I remember my mouth falling open, my eyes darting around the empty bedroom, looking for someone to share the item with. I remember reading it a second time, then slowly folding it back into thirds and sliding it back into the envelope. I remember putting her house back in order and throwing away the trash from the railing, then returning to my home and lying down on the couch, the envelope warm in the back pocket of my pants.

I’d lain there and thought through everything. Remembered the conversation with William and Deputy Dan about the broken railing. The murder-attempt possibility that we had just scoffed over. I moved around puzzle pieces in my mind until they fit into place. Red flags to plant. Red herrings to deceive. The careful destruction of a life, one interaction at a time.

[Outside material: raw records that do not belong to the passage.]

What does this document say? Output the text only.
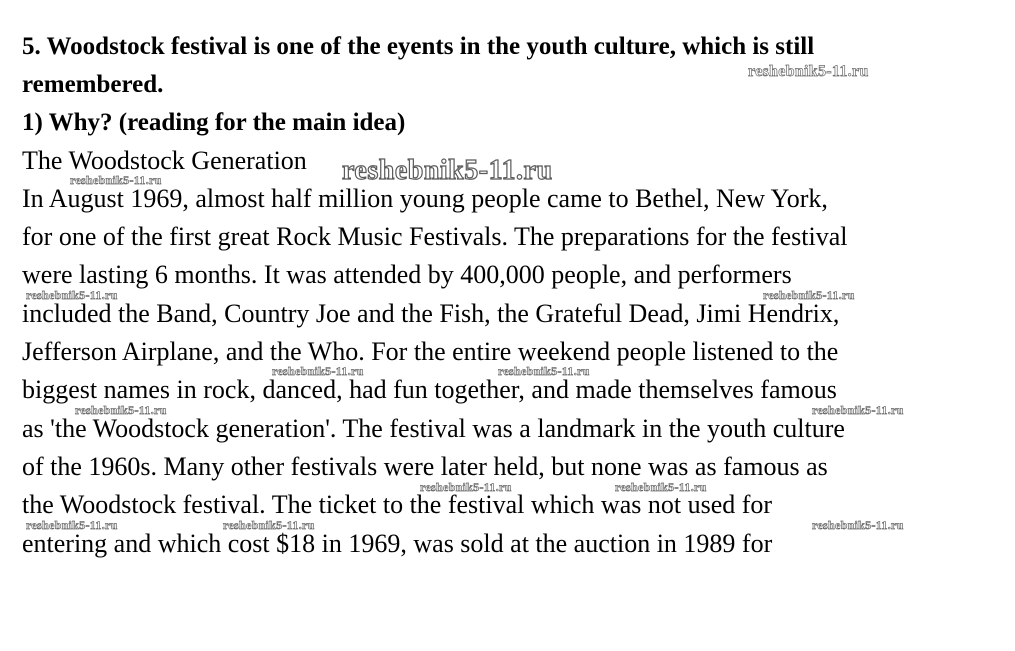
5. Woodstock festival is one of the eyents in the youth culture, which is still
remembered.
1) Why? (reading for the main idea)
The Woodstock Generation
In August 1969, almost half million young people came to Bethel, New York,
for one of the first great Rock Music Festivals. The preparations for the festival
were lasting 6 months. It was attended by 400,000 people, and performers
included the Band, Country Joe and the Fish, the Grateful Dead, Jimi Hendrix,
Jefferson Airplane, and the Who. For the entire weekend people listened to the
biggest names in rock, danced, had fun together, and made themselves famous
as 'the Woodstock generation'. The festival was a landmark in the youth culture
of the 1960s. Many other festivals were later held, but none was as famous as
the Woodstock festival. The ticket to the festival which was not used for
entering and which cost $18 in 1969, was sold at the auction in 1989 for
reshebnik5-11.ru
reshebnik5-11.ru
reshebnik5-11.ru
reshebnik5-11.ru	reshebnik5-11.ru
reshebnik5-11.ru	reshebnik5-11.ru
reshebnik5-11.ru	reshebnik5-11.ru
reshebnik5-11.ru	reshebnik5-11.ru
reshebnik5-11.ru	reshebnik5-11.ru	reshebnik5-11.ru
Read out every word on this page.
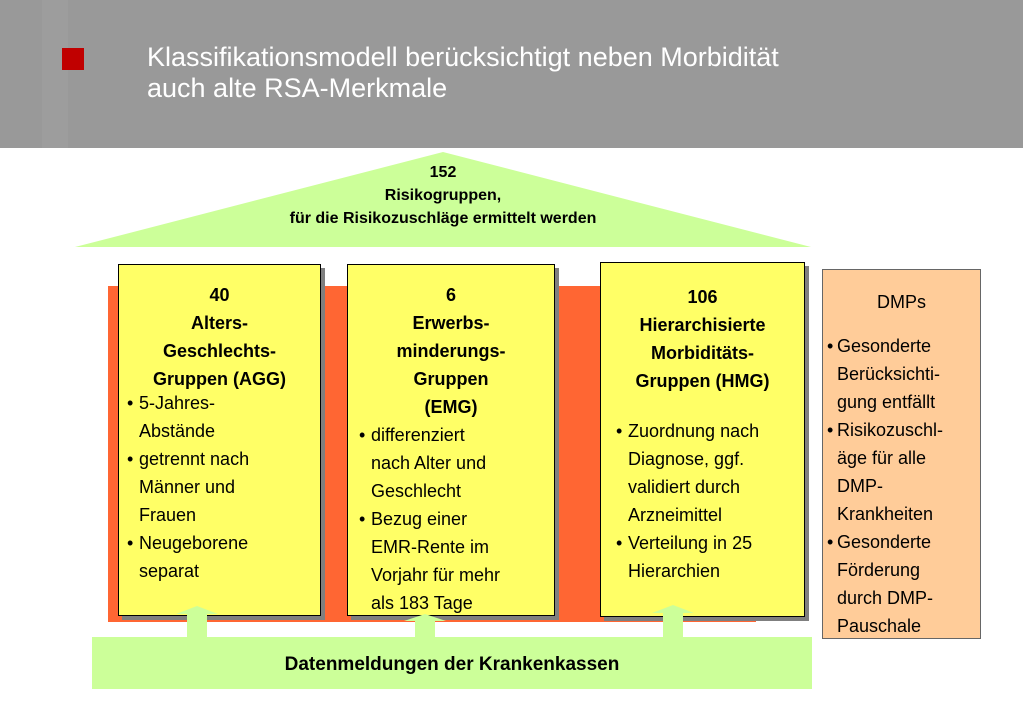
Klassifikationsmodell berücksichtigt neben Morbidität
auch alte RSA-Merkmale
152
Risikogruppen,
für die Risikozuschläge ermittelt werden
40
Alters-
Geschlechts-
Gruppen (AGG)
• 5-Jahres-
Abstände
• getrennt nach
Männer und
Frauen
• Neugeborene
separat
6
Erwerbs-
minderungs-
Gruppen
(EMG)
• differenziert
nach Alter und
Geschlecht
• Bezug einer
EMR-Rente im
Vorjahr für mehr
als 183 Tage
106
Hierarchisierte
Morbiditäts-
Gruppen (HMG)
• Zuordnung nach
Diagnose, ggf.
validiert durch
Arzneimittel
• Verteilung in 25
Hierarchien
DMPs
• Gesonderte
Berücksichti-
gung entfällt
• Risikozuschl-
äge für alle
DMP-
Krankheiten
• Gesonderte
Förderung
durch DMP-
Pauschale
Datenmeldungen der Krankenkassen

I made the plan and then sat on it for a long time. A time in which I watched her creep in. A time in which I monitored my husband’s call activity and read his emails and text messages and placed a hidden camera in the one place in Winthorpe Tech where something might happen—the boardroom. I behaved until the afternoon that I watched the video of her sitting on the heavy mahogany table, her knees open, her hands clutching at William’s shirt. Her, bent over, face contorted in pleasure.

I’d paused the video just after the act, when she was reaching for her underwear and he was buckling his pants. She was looking down and smiling. Smiling. I’d stumbled back from the video screen, my hands trembling, my stomach twisting, and barely made it to the bathroom before I vomited. I locked myself in the bathroom and turned on the shower jets, stripping down and drowning out my sobs under the spray.

I broke.

Broken women cannot be held accountable for their actions.

I needed my husband back. Needed to punish her. So I put my plan into action, and I did.